“The Death of Dick Long” is an aggressively quirky title for a movie (and an awkward name to ask an usher about). But it is also an unusually perfect fit for director Daniel Scheinert’s (“Swiss Army Man”) new “idiocracy-tinted crime odyssey.” On the surface, “The Death of Dick Long” is an apt description of the film’s central, inciting incident: After a wild band hangout goes awry one night, Alabama rednecks Zeke (Michael Abbott Jr.) and his bumbling yet adorably charming friend Earl (Andre Hyland), laughably concoct one quarter-baked idea after another to conceal the truth behind the death of their bandmate Dick Long.
The title’s conspicuous phallic joke is also a defining concept for the film. Simply put, “The Death of Dick Long” is a film about the confused death of the proud, dick-measuring masculinity of American tradition. While it’s not the first movie (or bumbling neo-noir for that matter) to mock the obnoxious stupidity of uncouth white men losing their place in society, what sets it apart is the uncommon empathy it displays for these men despite their persistent flaws.
To the duo’s luck, they’re not alone in their aggressive imperfections; the cops who are cold on their trail are possibly more brainless than them (justice is most definitely blind in this movie). The ancient, clueless Sheriff Spenser (Janelle Cochrane) drags herself by cane through a river of booze to the hospital after receiving a call of Dick’s “death by anal hemorrhaging.” Meanwhile, the innocent Officer Dudley (the underrated Sarah Baker) tags along for her first murder investigation, but is also no Poirot herself (“Dick is short for Johnson?” she marvels at one point). The pile of clues, blocking the path in front of them, ultimately proves to be the most trying challenge.
We learn from a young age to connect intelligence with worth, and sins with a need for punishment. And it’s this mentality that allows us to catch a news story detailing Alabama’s old-school failings — or, in this case, Zeke, Earl and company’s failings — and find nothing but contempt. But what sets “The Death of Dick Long” apart is its ability to see the humanity that prospers despite and because of these failings, and acknowledge the importance of its existence. Whether it be toxic masculinity, poor policing or our own twisted ideas, this compassionate attitude allows “The Death of Dick Long” to mine the comedy, grief and empathy that exists in the worst of us as much as it exists in the best of us.
These are fascinating insights, and the film is filled to the brim with quietly inspired acting work (Andre Hyland as the hilarious Earl and Virginia Newcomb as Zeke’s distraught wife Lydia are especially enthralling), so it’s somewhat of a shame that it never adds up to the sum of its parts.
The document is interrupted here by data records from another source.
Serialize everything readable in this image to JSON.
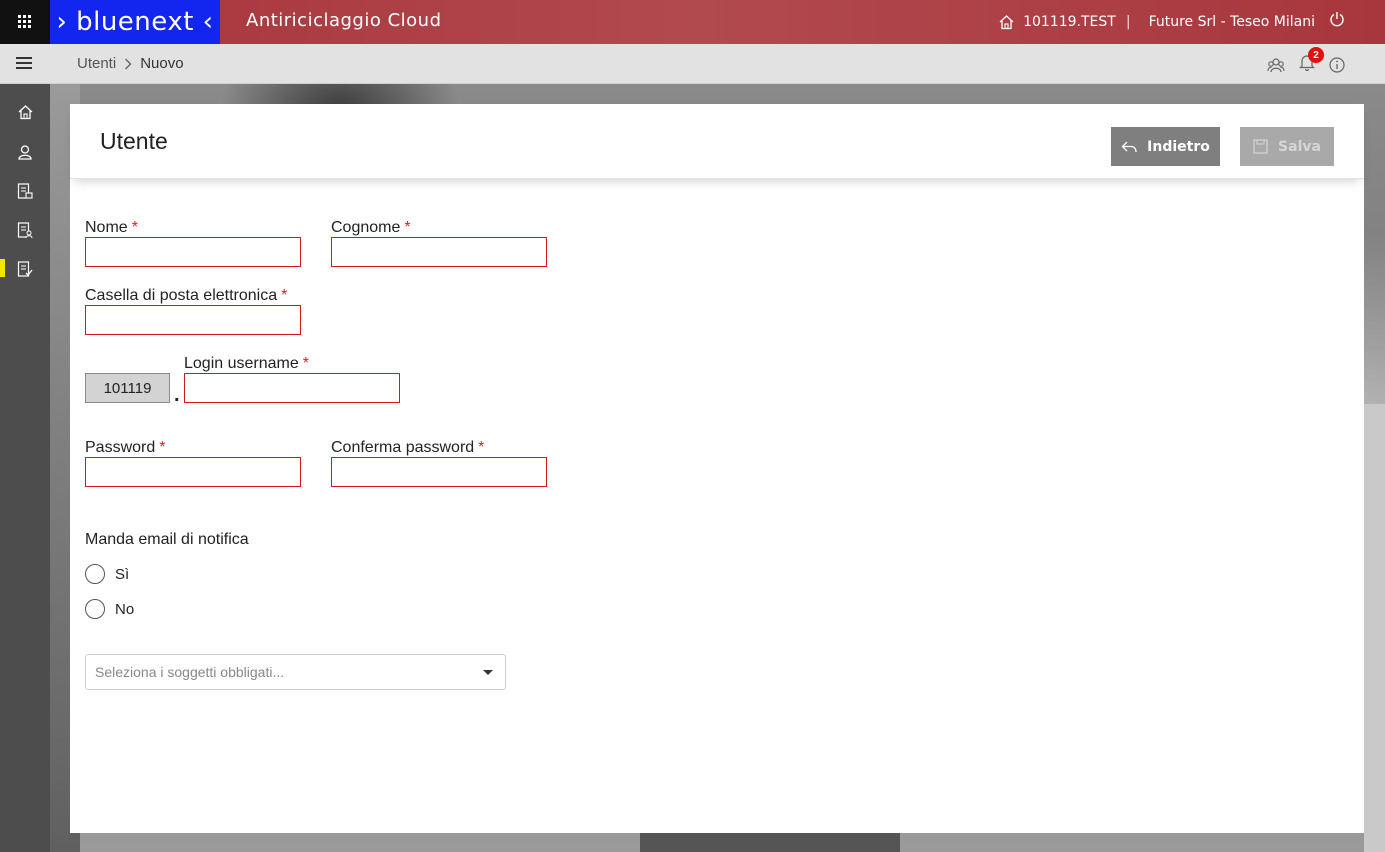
{
  "topbar": {
    "brand": "› bluenext ‹",
    "app_title": "Antiriciclaggio Cloud",
    "tenant": "101119.TEST",
    "user": "Future Srl - Teseo Milani",
    "brand_color": "#1326f0",
    "bar_color": "#a8323a"
  },
  "breadcrumb": {
    "parent": "Utenti",
    "current": "Nuovo"
  },
  "notifications": {
    "count": "2"
  },
  "sidebar": {
    "items": [
      {
        "icon": "home-icon"
      },
      {
        "icon": "user-icon"
      },
      {
        "icon": "document-edit-icon"
      },
      {
        "icon": "document-user-icon"
      },
      {
        "icon": "document-check-icon",
        "active": true
      }
    ]
  },
  "form": {
    "title": "Utente",
    "back_label": "Indietro",
    "save_label": "Salva",
    "nome_label": "Nome",
    "cognome_label": "Cognome",
    "email_label": "Casella di posta elettronica",
    "login_prefix": "101119",
    "login_sep": ".",
    "login_label": "Login username",
    "password_label": "Password",
    "confirm_password_label": "Conferma password",
    "required_mark": "*",
    "notify_label": "Manda email di notifica",
    "notify_yes": "Sì",
    "notify_no": "No",
    "select_placeholder": "Seleziona i soggetti obbligati...",
    "nome_value": "",
    "cognome_value": "",
    "email_value": "",
    "login_value": "",
    "password_value": "",
    "confirm_password_value": ""
  }
}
Much of the blame lies with Billy Chew’s inconsistent screenplay, which seems regrettably content to rest on the good grace Sundance critics will award it for bringing an intellectually insightful, 2019 spin on “Fargo.” Director Scheinert must also shoulder some blame, however. It seems obvious that the absurdity of its story would have left Scheinert better off leaning into the zany style of his last (and superior) film “Swiss Army Man.” Yet he too often chooses to observe from an arm’s length away, making the film play more like a sociology thesis than the cult classic it could have been. So despite some delirious twists and the sandbox of Southern culture to draw from, the film ultimately struggles to craft a truly absorbing experience.
But, as “The Death of Dick Long” would be quick to point out, the film’s inadequacies don’t disqualify it. They are merely reluctant flaws in a complicated yet genuinely compassionate whole. So while “The Death of Dick Long” may not be the next “Fargo,” it’s undeniably worthy of respect.